Submitted: December 4, 2009.
Filed: December 9, 2009.
Appeal from the United States District Court for the Northern District of Iowa.
Peter E. Deegan, Jr., U.S. Attorney's Office, Cedar Rapids, IA, for Appellee.
Jill M. Johnston, Assistant, Federal Public Defender's Office, Cedar Rapids, IA, for Appellant.
Kenneth Lee Richardson, Forrest City, AR, pro se.
Before WOLLMAN, RILEY, and SMITH, Circuit Judges.
[UNPUBLISHED]
Kenneth Richardson (Richardson) pled guilty to receipt and attempted receipt of child pornography, in violation of 18 U.S.C. § 2252A(a)(2)(A), (b)(1). The district court imposed a sentence of 151 months in prison and 10 years of supervised release. On appeal, Richardson's counsel has moved to withdraw and filed a brief under Anders v. California, 386 U.S. 738, 87 S.Ct. 1396, 18 L.Ed.2d 493 (1967), arguing the sentence was unreasonable given Richardson's minimal criminal history, mental-health problems, and successful drug-abuse treatment.
The Honorable Linda R. Reade, Chief Judge, United States District Court for the Northern District of Iowa.
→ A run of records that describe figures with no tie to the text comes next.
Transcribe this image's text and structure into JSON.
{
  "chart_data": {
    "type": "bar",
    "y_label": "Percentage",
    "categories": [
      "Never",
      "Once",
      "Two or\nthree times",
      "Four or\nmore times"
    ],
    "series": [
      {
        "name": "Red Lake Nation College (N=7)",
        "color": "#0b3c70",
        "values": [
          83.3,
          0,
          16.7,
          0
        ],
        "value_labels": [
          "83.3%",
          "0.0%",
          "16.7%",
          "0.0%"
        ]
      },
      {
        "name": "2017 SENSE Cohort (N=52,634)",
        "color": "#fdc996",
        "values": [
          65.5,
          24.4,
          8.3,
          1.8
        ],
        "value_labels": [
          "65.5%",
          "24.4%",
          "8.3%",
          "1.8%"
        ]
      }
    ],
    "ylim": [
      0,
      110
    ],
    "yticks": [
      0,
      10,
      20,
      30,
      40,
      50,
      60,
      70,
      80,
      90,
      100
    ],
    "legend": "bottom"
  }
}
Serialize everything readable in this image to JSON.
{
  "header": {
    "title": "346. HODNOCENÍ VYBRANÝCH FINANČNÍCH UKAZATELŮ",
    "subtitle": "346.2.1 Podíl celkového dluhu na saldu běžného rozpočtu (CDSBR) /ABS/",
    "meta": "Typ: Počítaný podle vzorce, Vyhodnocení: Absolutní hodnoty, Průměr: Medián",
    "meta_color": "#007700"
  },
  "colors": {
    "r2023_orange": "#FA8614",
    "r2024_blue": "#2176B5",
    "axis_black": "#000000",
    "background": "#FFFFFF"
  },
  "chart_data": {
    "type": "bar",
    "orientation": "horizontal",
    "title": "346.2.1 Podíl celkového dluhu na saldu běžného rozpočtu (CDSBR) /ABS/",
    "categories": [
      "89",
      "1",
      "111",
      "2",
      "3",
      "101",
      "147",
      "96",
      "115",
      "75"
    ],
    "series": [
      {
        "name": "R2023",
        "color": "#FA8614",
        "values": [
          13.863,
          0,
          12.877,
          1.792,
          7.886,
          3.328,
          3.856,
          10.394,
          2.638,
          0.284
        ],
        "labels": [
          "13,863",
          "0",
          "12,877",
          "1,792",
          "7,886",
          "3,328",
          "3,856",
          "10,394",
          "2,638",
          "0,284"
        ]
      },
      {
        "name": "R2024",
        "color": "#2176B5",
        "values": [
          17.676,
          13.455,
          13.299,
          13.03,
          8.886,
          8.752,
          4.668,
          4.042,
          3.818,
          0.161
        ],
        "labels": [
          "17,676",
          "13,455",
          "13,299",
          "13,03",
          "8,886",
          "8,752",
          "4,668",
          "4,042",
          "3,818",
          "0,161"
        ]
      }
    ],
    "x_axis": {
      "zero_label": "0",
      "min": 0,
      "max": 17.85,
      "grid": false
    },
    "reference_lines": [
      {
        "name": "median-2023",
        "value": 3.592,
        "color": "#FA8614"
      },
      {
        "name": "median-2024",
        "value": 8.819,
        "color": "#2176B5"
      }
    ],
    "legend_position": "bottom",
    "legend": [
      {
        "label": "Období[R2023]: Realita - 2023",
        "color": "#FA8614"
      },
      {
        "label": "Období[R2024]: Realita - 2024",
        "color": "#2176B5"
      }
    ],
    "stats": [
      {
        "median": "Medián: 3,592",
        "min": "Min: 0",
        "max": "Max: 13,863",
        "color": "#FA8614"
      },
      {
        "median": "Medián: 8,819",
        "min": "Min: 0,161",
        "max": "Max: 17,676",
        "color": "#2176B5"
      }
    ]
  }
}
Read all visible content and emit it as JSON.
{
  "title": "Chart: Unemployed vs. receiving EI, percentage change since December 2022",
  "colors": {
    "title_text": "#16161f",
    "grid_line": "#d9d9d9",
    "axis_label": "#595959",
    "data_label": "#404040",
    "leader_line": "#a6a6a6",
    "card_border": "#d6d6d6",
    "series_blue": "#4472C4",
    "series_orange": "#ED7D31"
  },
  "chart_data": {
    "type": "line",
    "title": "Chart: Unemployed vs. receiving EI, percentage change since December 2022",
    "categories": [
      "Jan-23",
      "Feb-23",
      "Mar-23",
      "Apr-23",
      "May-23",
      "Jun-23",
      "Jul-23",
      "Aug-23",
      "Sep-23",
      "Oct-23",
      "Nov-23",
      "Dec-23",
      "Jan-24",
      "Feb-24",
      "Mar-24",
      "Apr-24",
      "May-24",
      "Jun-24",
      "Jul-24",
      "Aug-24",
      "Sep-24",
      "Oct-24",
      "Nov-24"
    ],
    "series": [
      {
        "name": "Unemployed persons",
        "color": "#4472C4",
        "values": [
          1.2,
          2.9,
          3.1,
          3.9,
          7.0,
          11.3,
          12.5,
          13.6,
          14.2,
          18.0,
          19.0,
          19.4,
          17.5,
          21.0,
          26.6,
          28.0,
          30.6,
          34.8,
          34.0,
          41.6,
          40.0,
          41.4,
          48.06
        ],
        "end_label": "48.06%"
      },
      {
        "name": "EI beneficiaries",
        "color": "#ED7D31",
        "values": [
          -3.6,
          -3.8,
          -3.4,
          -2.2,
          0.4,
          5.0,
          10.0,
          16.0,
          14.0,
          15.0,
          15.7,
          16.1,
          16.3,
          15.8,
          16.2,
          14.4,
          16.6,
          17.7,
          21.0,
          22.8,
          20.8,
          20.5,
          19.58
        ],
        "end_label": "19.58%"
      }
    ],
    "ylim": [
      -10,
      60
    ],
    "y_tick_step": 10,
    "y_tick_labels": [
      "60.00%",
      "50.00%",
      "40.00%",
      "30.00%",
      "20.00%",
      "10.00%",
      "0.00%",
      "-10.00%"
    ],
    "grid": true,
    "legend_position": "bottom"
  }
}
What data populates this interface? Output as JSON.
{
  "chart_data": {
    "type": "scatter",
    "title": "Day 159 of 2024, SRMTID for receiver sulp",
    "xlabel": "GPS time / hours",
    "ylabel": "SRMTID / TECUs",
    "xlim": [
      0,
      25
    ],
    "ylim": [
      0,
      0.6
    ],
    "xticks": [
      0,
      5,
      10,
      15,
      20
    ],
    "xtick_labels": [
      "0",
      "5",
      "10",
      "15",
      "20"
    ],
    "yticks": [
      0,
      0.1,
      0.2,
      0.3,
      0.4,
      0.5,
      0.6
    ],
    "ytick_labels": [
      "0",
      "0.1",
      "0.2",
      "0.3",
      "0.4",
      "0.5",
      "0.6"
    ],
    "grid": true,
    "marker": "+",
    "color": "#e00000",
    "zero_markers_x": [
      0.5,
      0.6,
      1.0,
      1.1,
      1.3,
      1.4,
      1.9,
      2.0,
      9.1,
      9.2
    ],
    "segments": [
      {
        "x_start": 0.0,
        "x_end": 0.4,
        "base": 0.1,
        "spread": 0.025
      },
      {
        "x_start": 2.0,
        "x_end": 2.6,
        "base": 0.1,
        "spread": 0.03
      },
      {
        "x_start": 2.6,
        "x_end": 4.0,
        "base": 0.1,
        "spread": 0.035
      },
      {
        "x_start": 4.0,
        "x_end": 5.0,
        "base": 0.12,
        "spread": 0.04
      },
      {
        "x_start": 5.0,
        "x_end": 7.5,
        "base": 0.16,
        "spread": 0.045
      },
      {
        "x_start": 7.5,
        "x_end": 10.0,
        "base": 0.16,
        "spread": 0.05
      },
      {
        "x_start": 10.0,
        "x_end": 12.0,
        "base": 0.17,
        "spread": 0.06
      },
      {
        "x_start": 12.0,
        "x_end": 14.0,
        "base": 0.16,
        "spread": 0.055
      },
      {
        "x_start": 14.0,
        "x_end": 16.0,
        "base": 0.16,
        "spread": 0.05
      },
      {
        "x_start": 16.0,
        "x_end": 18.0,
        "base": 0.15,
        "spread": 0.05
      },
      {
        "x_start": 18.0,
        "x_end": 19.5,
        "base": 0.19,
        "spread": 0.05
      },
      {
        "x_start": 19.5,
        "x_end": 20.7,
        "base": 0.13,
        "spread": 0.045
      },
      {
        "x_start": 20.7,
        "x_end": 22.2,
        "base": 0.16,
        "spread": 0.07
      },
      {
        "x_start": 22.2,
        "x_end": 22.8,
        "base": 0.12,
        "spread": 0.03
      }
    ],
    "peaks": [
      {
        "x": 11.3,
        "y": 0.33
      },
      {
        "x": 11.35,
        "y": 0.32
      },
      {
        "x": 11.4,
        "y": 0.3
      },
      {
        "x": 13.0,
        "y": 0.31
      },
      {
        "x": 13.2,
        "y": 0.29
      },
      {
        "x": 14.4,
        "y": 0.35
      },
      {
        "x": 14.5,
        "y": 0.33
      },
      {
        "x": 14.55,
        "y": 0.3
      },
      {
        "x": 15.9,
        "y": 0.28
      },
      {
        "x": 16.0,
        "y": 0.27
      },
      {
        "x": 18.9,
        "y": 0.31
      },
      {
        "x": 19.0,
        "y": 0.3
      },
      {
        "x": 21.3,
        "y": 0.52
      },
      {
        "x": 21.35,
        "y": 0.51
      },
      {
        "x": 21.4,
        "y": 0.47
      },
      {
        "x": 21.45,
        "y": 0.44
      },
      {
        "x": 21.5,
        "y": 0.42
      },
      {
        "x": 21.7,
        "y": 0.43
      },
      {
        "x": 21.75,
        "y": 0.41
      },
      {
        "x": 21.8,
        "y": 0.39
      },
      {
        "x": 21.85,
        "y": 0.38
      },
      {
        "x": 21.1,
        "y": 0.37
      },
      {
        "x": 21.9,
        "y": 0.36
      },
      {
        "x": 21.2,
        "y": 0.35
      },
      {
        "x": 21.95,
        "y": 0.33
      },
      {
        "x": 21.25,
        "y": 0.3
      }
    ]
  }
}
We conclude Richardson's sentence, which was at the bottom of the undisputed advisory Guidelines range, was reasonable. See United States v. Feemster, 572 F.3d 455, 461, 464 (8th Cir. 2009) (en banc) (standard of review); United States v. Sicaros-Quintero, 557 F.3d 579, 583 (8th Cir. 2009) (according a presumption of reasonableness to a sentence at the bottom of the Guidelines range). There is no indication in the record that the district court overlooked or misapplied any relevant 18 U.S.C. § 3553(a) factor, or gave significant weight to an improper or irrelevant factor. See United States v. Stults, 575 F.3d 834, 849 (8th Cir. 2009) (explaining that where the record reflected the district court made an individualized assessment based upon the facts presented and specifically addressed defendant's proffered information in the court's consideration of the sentencing factors, the sentence was not unreasonable).
After reviewing the record independently under Penson v. Ohio, 488 U.S. 75, 109 S.Ct. 346, 102 L.Ed.2d 300 (1988), we find no nonfrivolous issues for appeal. We grant counsel's motion to withdraw, and we affirm the judgment.